Zepto and its rivals – Zomato-owned Blinkit, Swiggy-owned Instamart and Tata-owned BigBasket – currently operate on lower margins than traditional retail, and Morgan Stanley expects market leaders to realize contribution margins of 7-8% and adjusted EBITDA margins to greater than 5% by 2030. (Zepto currently spends about 35 million dollars monthly).

An investor presentation reviewed by TechCrunch shows that Zepto, which handles greater than 7 million total orders every day in greater than 17 cities, is heading in the right direction to realize annual sales of $2 billion. It anticipates 150% growth over the following 12 months, CEO Aadit Palicha told investors in August. The startup plans to go public in India next yr.

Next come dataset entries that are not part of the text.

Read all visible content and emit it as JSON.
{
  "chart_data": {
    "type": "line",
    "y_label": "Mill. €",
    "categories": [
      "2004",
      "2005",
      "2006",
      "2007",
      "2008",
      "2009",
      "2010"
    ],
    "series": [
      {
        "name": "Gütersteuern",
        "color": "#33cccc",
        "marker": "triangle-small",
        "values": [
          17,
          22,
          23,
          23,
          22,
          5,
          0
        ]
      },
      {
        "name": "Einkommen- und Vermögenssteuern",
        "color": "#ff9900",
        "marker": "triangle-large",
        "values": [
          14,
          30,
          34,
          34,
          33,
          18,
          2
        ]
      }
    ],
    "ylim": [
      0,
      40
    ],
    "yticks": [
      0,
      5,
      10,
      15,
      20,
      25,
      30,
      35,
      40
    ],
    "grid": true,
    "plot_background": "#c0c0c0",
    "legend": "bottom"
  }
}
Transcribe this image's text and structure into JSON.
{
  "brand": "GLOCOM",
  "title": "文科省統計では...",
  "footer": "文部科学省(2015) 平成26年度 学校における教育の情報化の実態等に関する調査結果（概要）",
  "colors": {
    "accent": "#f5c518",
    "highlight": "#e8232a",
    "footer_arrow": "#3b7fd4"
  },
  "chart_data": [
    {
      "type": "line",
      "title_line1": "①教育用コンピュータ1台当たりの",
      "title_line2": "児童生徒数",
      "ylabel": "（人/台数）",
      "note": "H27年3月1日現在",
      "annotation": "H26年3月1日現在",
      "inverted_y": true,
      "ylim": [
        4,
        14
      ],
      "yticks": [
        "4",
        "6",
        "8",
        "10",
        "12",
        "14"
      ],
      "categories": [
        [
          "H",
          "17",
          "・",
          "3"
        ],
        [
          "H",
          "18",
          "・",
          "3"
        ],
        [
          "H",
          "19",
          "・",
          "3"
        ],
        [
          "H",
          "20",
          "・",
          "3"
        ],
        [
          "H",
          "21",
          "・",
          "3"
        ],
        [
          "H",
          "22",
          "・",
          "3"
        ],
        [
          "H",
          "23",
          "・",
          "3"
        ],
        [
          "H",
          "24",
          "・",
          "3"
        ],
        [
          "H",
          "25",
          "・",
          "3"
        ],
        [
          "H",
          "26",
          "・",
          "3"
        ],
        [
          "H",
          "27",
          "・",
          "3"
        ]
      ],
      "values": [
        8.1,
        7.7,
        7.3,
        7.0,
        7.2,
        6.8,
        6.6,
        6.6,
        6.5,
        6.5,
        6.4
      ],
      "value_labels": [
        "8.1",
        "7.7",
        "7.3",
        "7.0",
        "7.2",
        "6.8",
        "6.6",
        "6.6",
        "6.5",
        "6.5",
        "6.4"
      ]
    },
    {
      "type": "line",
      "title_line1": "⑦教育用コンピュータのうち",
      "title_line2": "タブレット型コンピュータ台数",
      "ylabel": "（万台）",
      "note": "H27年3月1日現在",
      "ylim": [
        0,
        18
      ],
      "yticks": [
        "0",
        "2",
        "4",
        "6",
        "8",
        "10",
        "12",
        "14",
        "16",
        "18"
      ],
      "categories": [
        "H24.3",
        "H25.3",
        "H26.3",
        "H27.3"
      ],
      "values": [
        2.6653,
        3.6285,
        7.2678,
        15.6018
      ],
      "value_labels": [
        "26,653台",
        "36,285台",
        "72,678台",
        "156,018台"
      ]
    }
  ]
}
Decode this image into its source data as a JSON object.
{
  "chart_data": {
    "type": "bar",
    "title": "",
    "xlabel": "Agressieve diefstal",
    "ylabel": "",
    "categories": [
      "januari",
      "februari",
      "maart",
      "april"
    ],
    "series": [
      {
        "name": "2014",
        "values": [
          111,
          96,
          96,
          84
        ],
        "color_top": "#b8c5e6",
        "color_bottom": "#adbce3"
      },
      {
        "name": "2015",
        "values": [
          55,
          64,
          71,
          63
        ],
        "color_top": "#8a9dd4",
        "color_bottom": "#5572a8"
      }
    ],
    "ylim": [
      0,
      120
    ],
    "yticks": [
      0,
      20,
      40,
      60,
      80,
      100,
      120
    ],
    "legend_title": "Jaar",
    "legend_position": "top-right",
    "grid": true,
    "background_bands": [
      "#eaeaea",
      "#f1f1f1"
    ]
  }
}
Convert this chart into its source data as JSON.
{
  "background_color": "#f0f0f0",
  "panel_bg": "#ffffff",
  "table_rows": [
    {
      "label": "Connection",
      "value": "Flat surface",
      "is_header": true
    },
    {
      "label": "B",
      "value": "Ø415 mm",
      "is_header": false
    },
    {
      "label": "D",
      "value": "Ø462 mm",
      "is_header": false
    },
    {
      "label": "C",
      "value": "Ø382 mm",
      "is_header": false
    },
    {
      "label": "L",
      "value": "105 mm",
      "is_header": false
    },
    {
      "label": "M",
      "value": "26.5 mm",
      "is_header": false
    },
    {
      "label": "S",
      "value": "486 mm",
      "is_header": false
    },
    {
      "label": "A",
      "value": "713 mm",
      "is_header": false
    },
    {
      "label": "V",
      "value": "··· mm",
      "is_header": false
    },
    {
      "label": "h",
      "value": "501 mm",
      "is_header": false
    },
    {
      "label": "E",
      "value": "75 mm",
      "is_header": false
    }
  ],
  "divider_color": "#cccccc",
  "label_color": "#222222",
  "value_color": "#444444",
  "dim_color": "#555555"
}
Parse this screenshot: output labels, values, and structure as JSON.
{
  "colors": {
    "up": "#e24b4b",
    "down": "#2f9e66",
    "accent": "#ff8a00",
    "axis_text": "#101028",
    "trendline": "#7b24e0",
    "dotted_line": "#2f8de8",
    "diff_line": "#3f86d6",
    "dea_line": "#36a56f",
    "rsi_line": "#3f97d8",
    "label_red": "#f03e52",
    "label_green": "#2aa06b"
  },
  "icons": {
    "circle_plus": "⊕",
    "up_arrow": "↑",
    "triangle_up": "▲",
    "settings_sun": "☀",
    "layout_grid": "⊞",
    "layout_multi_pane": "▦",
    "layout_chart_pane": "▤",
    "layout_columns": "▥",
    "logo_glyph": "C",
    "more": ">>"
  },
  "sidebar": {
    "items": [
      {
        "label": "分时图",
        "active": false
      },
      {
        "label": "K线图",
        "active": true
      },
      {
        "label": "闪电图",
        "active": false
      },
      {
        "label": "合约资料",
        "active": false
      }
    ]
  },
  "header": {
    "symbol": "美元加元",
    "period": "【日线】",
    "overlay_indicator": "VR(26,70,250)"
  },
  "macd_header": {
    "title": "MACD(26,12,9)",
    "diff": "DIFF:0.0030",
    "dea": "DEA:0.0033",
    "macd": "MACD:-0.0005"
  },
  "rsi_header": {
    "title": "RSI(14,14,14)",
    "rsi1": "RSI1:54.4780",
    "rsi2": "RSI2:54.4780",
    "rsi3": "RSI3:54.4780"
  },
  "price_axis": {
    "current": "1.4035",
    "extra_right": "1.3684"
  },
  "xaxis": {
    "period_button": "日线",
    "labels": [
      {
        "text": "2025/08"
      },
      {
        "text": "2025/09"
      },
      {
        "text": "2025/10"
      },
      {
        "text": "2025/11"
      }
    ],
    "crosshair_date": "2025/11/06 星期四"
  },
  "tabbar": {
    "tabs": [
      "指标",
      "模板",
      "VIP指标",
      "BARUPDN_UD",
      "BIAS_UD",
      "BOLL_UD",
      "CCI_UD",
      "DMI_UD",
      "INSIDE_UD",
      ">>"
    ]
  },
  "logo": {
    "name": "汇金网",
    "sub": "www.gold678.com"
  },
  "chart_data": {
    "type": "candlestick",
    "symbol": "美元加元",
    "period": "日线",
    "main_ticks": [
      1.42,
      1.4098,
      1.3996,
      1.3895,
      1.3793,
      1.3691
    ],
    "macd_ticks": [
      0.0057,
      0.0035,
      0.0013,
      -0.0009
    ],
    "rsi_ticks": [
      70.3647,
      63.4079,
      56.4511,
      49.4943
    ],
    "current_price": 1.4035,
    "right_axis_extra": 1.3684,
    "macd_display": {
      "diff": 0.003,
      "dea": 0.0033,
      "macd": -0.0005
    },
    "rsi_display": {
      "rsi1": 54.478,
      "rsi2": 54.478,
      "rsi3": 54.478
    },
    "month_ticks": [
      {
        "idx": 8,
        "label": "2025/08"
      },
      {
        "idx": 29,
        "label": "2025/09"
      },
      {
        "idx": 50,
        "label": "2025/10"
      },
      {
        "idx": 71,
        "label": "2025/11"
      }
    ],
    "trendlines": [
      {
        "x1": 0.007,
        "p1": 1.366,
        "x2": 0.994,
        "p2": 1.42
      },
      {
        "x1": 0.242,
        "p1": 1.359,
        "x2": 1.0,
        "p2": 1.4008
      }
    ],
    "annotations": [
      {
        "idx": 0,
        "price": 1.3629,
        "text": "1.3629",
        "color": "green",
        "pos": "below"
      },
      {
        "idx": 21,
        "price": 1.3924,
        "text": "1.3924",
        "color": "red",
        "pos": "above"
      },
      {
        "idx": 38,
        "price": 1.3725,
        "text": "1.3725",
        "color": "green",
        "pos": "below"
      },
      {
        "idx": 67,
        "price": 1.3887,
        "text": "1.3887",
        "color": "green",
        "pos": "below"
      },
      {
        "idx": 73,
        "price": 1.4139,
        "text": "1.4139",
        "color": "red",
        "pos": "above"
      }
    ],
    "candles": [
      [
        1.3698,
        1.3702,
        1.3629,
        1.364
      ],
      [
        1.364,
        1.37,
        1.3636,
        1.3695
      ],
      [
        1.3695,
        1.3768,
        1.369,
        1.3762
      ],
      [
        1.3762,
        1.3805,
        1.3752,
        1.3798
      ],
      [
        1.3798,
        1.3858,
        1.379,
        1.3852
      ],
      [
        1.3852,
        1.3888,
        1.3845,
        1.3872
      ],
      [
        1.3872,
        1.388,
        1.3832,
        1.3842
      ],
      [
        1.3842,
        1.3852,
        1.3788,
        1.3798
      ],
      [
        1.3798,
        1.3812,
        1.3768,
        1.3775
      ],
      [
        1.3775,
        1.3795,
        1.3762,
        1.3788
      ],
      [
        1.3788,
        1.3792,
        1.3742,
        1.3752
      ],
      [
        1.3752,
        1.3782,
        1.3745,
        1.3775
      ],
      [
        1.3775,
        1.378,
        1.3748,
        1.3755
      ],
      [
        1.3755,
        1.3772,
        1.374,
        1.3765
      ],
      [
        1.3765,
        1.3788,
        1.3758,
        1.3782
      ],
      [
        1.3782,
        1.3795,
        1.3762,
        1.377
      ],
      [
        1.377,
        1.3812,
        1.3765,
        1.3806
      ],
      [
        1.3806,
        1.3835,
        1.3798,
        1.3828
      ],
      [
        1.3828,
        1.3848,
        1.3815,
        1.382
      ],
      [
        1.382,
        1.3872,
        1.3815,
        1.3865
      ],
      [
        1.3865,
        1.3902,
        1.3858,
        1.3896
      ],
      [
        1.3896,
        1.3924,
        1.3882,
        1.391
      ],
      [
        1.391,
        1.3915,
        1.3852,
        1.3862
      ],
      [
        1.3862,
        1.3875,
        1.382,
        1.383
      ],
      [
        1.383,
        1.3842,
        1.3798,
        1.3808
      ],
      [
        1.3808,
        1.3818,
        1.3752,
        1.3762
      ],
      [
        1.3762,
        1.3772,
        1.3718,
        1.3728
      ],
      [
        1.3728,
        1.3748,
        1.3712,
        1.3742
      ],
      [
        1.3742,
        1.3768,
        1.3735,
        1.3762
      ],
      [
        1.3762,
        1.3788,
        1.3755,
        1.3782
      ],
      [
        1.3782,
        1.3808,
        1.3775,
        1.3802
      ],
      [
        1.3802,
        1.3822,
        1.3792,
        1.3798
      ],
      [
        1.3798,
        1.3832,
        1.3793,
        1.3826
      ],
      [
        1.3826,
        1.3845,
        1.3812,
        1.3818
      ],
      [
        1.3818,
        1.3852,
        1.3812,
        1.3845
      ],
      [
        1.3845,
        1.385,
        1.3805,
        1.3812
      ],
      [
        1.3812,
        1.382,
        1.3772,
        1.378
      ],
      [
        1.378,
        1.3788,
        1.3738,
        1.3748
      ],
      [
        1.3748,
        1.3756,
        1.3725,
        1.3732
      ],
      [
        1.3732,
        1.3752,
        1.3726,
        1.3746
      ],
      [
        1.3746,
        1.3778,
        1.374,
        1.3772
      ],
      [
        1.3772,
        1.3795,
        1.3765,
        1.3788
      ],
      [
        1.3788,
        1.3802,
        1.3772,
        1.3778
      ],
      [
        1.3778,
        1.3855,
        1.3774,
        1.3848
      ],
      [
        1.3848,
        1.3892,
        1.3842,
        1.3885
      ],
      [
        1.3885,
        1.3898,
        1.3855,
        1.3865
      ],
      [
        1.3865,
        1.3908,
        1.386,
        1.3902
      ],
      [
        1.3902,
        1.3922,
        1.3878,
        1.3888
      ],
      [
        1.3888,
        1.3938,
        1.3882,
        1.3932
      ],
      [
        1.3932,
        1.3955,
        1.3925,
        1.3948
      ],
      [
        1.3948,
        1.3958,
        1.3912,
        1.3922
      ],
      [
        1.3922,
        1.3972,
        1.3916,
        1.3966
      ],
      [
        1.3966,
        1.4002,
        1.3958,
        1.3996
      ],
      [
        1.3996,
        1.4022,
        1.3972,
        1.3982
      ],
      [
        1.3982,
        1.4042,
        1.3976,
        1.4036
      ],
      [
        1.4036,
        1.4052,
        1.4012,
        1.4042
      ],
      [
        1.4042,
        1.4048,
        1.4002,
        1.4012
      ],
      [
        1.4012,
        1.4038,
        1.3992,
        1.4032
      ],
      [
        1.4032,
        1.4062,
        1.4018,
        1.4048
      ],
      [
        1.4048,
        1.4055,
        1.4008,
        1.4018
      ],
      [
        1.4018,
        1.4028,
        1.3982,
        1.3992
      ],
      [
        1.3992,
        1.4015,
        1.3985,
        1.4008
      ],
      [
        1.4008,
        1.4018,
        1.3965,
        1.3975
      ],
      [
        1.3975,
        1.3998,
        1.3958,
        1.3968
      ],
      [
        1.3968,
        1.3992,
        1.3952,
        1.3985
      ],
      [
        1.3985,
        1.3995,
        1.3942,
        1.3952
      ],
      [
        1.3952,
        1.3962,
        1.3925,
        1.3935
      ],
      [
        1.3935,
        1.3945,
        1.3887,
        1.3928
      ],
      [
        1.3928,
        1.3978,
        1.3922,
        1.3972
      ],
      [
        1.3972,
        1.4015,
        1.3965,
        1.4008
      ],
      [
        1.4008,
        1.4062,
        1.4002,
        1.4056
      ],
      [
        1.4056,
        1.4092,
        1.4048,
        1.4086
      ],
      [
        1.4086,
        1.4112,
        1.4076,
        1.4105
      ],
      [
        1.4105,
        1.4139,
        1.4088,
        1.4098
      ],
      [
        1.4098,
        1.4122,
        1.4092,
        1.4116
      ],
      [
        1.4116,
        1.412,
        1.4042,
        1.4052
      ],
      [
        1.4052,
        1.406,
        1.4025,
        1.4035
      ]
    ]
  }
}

However, the rapid growth of high-speed trading has had a devastating impact on the mom-and-pop stores that dot hundreds of Indian cities, towns and villages.

According to the All India Federation of Consumer Products Distributors, about 200,000 local stores closed last yr, with 90,000 in major cities where high-speed trading is more prevalent.

The federation has warned that without regulatory intervention, more local shops shall be vulnerable to closure as fast trading platforms prioritize growth over sustainable practices.

Zepto said it has created job opportunities for tons of of hundreds of gig employees. “From day one, our vision has been to play a small role in nation building, create millions of jobs and offer better services to Indian consumers,” Palicha said in an announcement.

Regulatory challenges arise. Unless an e-commerce company is a majority shareholder of an Indian company or person, current regulations prevent it from operating on a listing model. Fast trading corporations don’t currently follow these rules.